Il y a Mimir à côté. Il y a tous les acteurs, on connaît les gens et si jamais il faut péter un squat, l’année prochaine, on pète le squat à côté, avec des archi’, avec des gens sérieux, bien propres sur eux-même et ça ce serait ouf ! Un foyer étudiant.

Moi, Mimir ça m’a vraiment apporté plein d’idées, plein de trucs ! J’ai toujours eu un peu l’envie de participer à ça. J’ai beaucoup fait de syndicalisme et de politique quand j’étais au lycée. J’étais responsable de manif’ de mon lycée. (…) J’ai été aux jeunesses communistes, j’étais à la CGT, (…) la Fidèle, (…) un le syndicat lycéen. (…) J’étais vraiment grave impliqué quand j’étais au lycée.
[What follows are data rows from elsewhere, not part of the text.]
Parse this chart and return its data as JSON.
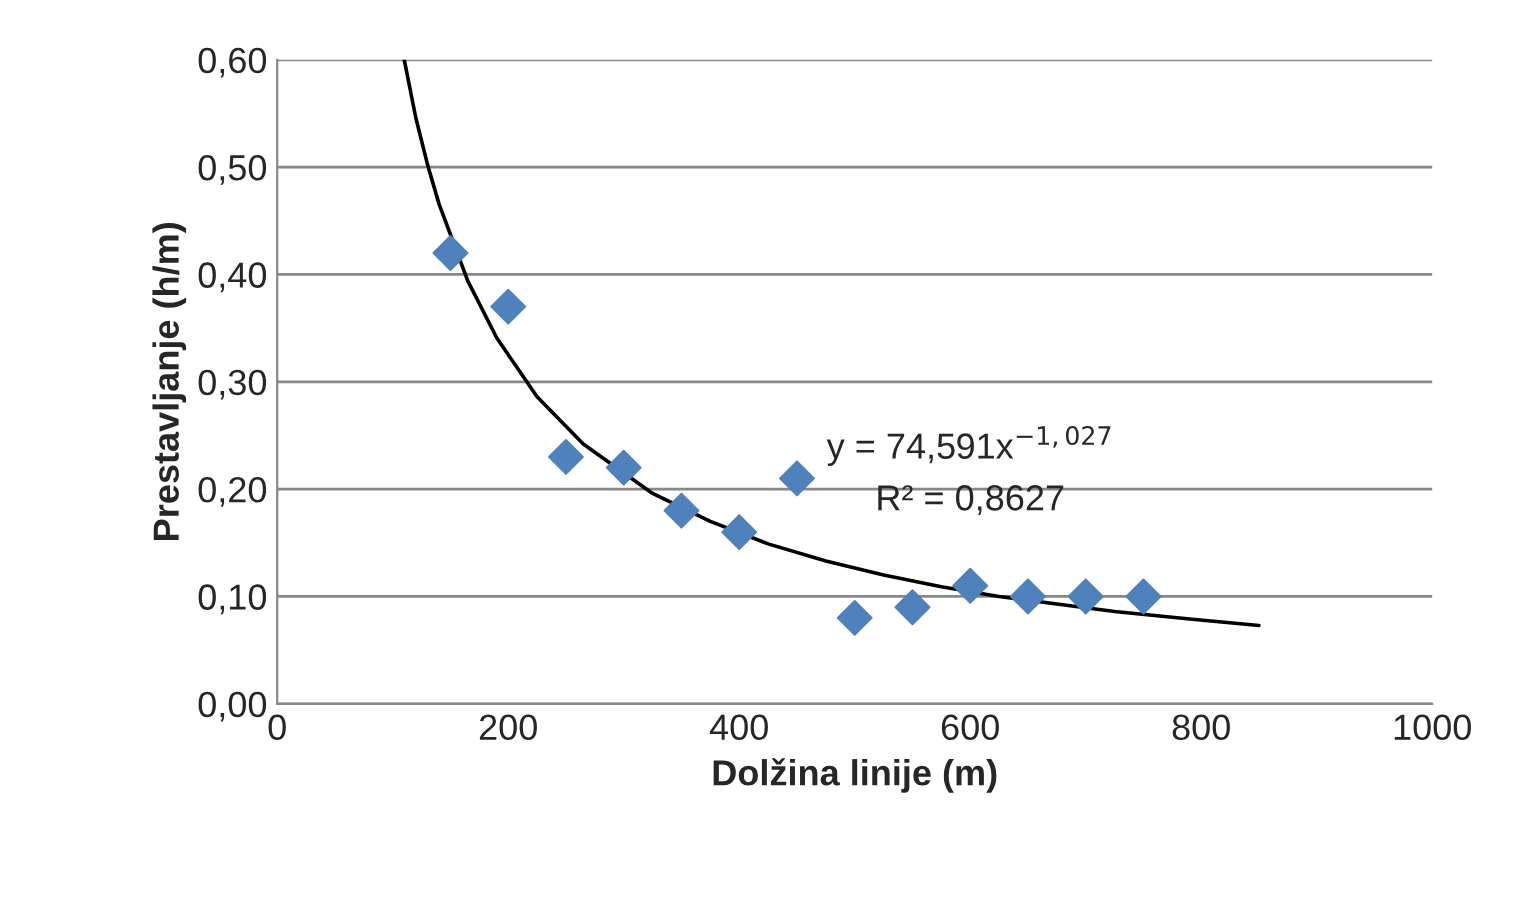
{
  "chart_data": {
    "type": "scatter",
    "xlabel": "Dolžina linije (m)",
    "ylabel": "Prestavljanje (h/m)",
    "x": [
      150,
      200,
      250,
      300,
      350,
      400,
      450,
      500,
      550,
      600,
      650,
      700,
      750
    ],
    "series": [
      {
        "color": "#4f81bd",
        "marker": "diamond",
        "values": [
          0.42,
          0.37,
          0.23,
          0.22,
          0.18,
          0.16,
          0.21,
          0.08,
          0.09,
          0.11,
          0.1,
          0.1,
          0.1
        ]
      },
      {
        "type": "line",
        "color": "#000000",
        "marker": "none",
        "line_style": "solid",
        "x": [
          110,
          120,
          130,
          140,
          165,
          190,
          225,
          265,
          325,
          375,
          425,
          475,
          525,
          575,
          625,
          675,
          725,
          790,
          850
        ],
        "values": [
          0.6,
          0.546,
          0.503,
          0.466,
          0.394,
          0.341,
          0.286,
          0.242,
          0.196,
          0.17,
          0.149,
          0.133,
          0.12,
          0.109,
          0.1,
          0.093,
          0.086,
          0.079,
          0.073
        ]
      }
    ],
    "annotations": [
      "y = 74,591x$^{−1,027}$",
      "R² = 0,8627"
    ],
    "xlim": [
      0,
      1000
    ],
    "xticks": [
      0,
      200,
      400,
      600,
      800,
      1000
    ],
    "ylim": [
      0,
      0.6
    ],
    "yticks": [
      {
        "value": 0,
        "label": "0,00"
      },
      {
        "value": 0.1,
        "label": "0,10"
      },
      {
        "value": 0.2,
        "label": "0,20"
      },
      {
        "value": 0.3,
        "label": "0,30"
      },
      {
        "value": 0.4,
        "label": "0,40"
      },
      {
        "value": 0.5,
        "label": "0,50"
      },
      {
        "value": 0.6,
        "label": "0,60"
      }
    ],
    "grid": "y",
    "legend": false
  }
}
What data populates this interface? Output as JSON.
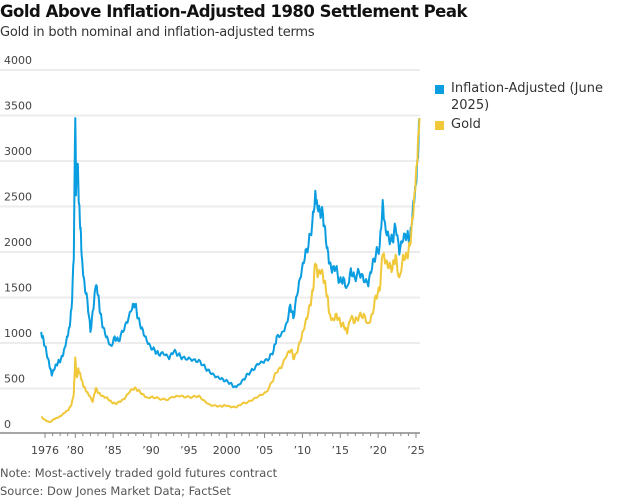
{
  "header": {
    "title": "Gold Above Inflation-Adjusted 1980 Settlement Peak",
    "subtitle": "Gold in both nominal and inflation-adjusted terms"
  },
  "footer": {
    "note": "Note: Most-actively traded gold futures contract",
    "source": "Source: Dow Jones Market Data; FactSet"
  },
  "colors": {
    "inflation_adjusted": "#0a9ee0",
    "gold": "#f0c83a",
    "grid": "#ececec",
    "axis": "#888888"
  },
  "chart_data": {
    "type": "line",
    "title": "Gold Above Inflation-Adjusted 1980 Settlement Peak",
    "subtitle": "Gold in both nominal and inflation-adjusted terms",
    "xlabel": "",
    "ylabel": "",
    "ylim": [
      0,
      4000
    ],
    "xlim": [
      1975,
      2025.6
    ],
    "yticks": [
      0,
      500,
      1000,
      1500,
      2000,
      2500,
      3000,
      3500,
      4000
    ],
    "ytick_labels": [
      "0",
      "500",
      "1000",
      "1500",
      "2000",
      "2500",
      "3000",
      "3500",
      "4000"
    ],
    "xticks": [
      1976,
      1980,
      1985,
      1990,
      1995,
      2000,
      2005,
      2010,
      2015,
      2020,
      2025
    ],
    "xtick_labels": [
      "1976",
      "’80",
      "’85",
      "’90",
      "’95",
      "2000",
      "’05",
      "’10",
      "’15",
      "’20",
      "’25"
    ],
    "grid": true,
    "legend_position": "right",
    "series": [
      {
        "name": "Inflation-Adjusted (June 2025)",
        "x": [
          1975.5,
          1975.8,
          1976.2,
          1976.6,
          1976.9,
          1977.3,
          1977.7,
          1978.1,
          1978.5,
          1978.9,
          1979.2,
          1979.5,
          1979.8,
          1980.0,
          1980.1,
          1980.3,
          1980.5,
          1980.7,
          1980.9,
          1981.2,
          1981.6,
          1982.0,
          1982.4,
          1982.7,
          1983.0,
          1983.3,
          1983.7,
          1984.2,
          1984.7,
          1985.2,
          1985.7,
          1986.3,
          1986.9,
          1987.5,
          1987.9,
          1988.3,
          1988.8,
          1989.3,
          1989.9,
          1990.5,
          1991.0,
          1991.7,
          1992.4,
          1993.0,
          1993.6,
          1994.2,
          1995.0,
          1995.8,
          1996.5,
          1997.2,
          1997.8,
          1998.5,
          1999.2,
          1999.8,
          2000.5,
          2001.0,
          2001.5,
          2002.2,
          2002.8,
          2003.5,
          2004.2,
          2004.9,
          2005.6,
          2006.2,
          2006.6,
          2007.3,
          2007.9,
          2008.4,
          2008.8,
          2009.3,
          2009.8,
          2010.3,
          2010.8,
          2011.3,
          2011.7,
          2011.9,
          2012.3,
          2012.7,
          2013.1,
          2013.5,
          2013.9,
          2014.4,
          2014.9,
          2015.4,
          2015.9,
          2016.4,
          2016.9,
          2017.5,
          2018.1,
          2018.7,
          2019.2,
          2019.7,
          2020.2,
          2020.6,
          2020.9,
          2021.4,
          2021.9,
          2022.3,
          2022.8,
          2023.3,
          2023.8,
          2024.2,
          2024.6,
          2024.9,
          2025.2,
          2025.45
        ],
        "values": [
          1100,
          1020,
          870,
          720,
          620,
          700,
          760,
          800,
          900,
          1050,
          1150,
          1350,
          1900,
          3450,
          2600,
          2950,
          2500,
          2250,
          1900,
          1650,
          1450,
          1100,
          1350,
          1600,
          1500,
          1300,
          1150,
          1050,
          950,
          1050,
          1000,
          1100,
          1200,
          1350,
          1400,
          1250,
          1150,
          1050,
          950,
          900,
          850,
          850,
          800,
          880,
          850,
          820,
          820,
          800,
          780,
          700,
          650,
          600,
          580,
          560,
          540,
          500,
          520,
          580,
          640,
          680,
          740,
          760,
          800,
          900,
          1050,
          1100,
          1200,
          1400,
          1250,
          1500,
          1700,
          1900,
          2050,
          2300,
          2650,
          2550,
          2450,
          2400,
          2100,
          1850,
          1750,
          1800,
          1650,
          1700,
          1600,
          1800,
          1700,
          1750,
          1650,
          1600,
          1800,
          1950,
          2050,
          2550,
          2300,
          2150,
          2100,
          2250,
          1950,
          2100,
          2150,
          2100,
          2500,
          2700,
          3000,
          3450
        ]
      },
      {
        "name": "Gold",
        "x": [
          1975.5,
          1975.9,
          1976.3,
          1976.7,
          1977.1,
          1977.6,
          1978.1,
          1978.6,
          1979.1,
          1979.5,
          1979.8,
          1980.0,
          1980.2,
          1980.4,
          1980.7,
          1981.0,
          1981.4,
          1981.8,
          1982.3,
          1982.7,
          1983.1,
          1983.6,
          1984.2,
          1984.8,
          1985.3,
          1985.9,
          1986.5,
          1987.2,
          1987.8,
          1988.3,
          1988.9,
          1989.5,
          1990.2,
          1991.0,
          1992.0,
          1993.0,
          1993.8,
          1994.6,
          1995.5,
          1996.3,
          1997.0,
          1997.8,
          1998.6,
          1999.3,
          1999.8,
          2000.6,
          2001.3,
          2002.0,
          2002.8,
          2003.6,
          2004.4,
          2005.2,
          2006.0,
          2006.5,
          2007.2,
          2007.9,
          2008.5,
          2008.9,
          2009.5,
          2010.0,
          2010.5,
          2011.0,
          2011.4,
          2011.7,
          2012.0,
          2012.5,
          2012.9,
          2013.3,
          2013.6,
          2014.0,
          2014.5,
          2015.0,
          2015.5,
          2015.9,
          2016.4,
          2016.9,
          2017.5,
          2018.1,
          2018.7,
          2019.2,
          2019.7,
          2020.2,
          2020.6,
          2020.9,
          2021.4,
          2021.9,
          2022.3,
          2022.8,
          2023.3,
          2023.8,
          2024.2,
          2024.6,
          2024.9,
          2025.2,
          2025.45
        ],
        "values": [
          165,
          140,
          120,
          110,
          140,
          155,
          175,
          210,
          240,
          300,
          420,
          820,
          600,
          700,
          620,
          520,
          450,
          400,
          330,
          480,
          430,
          400,
          380,
          330,
          310,
          330,
          360,
          440,
          480,
          460,
          420,
          380,
          390,
          370,
          350,
          380,
          390,
          380,
          385,
          400,
          350,
          300,
          290,
          280,
          290,
          270,
          270,
          310,
          330,
          370,
          410,
          440,
          550,
          650,
          700,
          830,
          900,
          800,
          950,
          1100,
          1250,
          1400,
          1550,
          1850,
          1700,
          1750,
          1650,
          1500,
          1300,
          1250,
          1300,
          1200,
          1150,
          1080,
          1250,
          1200,
          1280,
          1300,
          1200,
          1300,
          1500,
          1550,
          1950,
          1850,
          1800,
          1800,
          1950,
          1700,
          1950,
          1950,
          2050,
          2350,
          2650,
          3000,
          3450
        ]
      }
    ]
  }
}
Et puis après, je suis parti en prépa math, après archi’. Tu vois comment ils travaillent… Tu n’as pas de vie. Tu passes ton temps à travailler. Tu dors trois heures, tu travailles, tu dors et c’est ça tout le temps. Je n’avais pas de vie. Là, maintenant que j’ai mon diplôme, ben je peux enfin me lancer dans des trucs que je suis content d’avoir trouvé.

Mimir ! Parce que Mimir, ça me permet de repartir dans des trucs : des contacts, des gens, des idées qui m’intéressent, tout en utilisant un peu ce que j’ai appris et en pouvant mettre ça dans mon cursus archi’. J’en parle à mes prof, j’en parle à mes parents. Je ne suis pas non plus parti dans un truc complètement à l’ouest.

Ouais, je suis content de ma vie !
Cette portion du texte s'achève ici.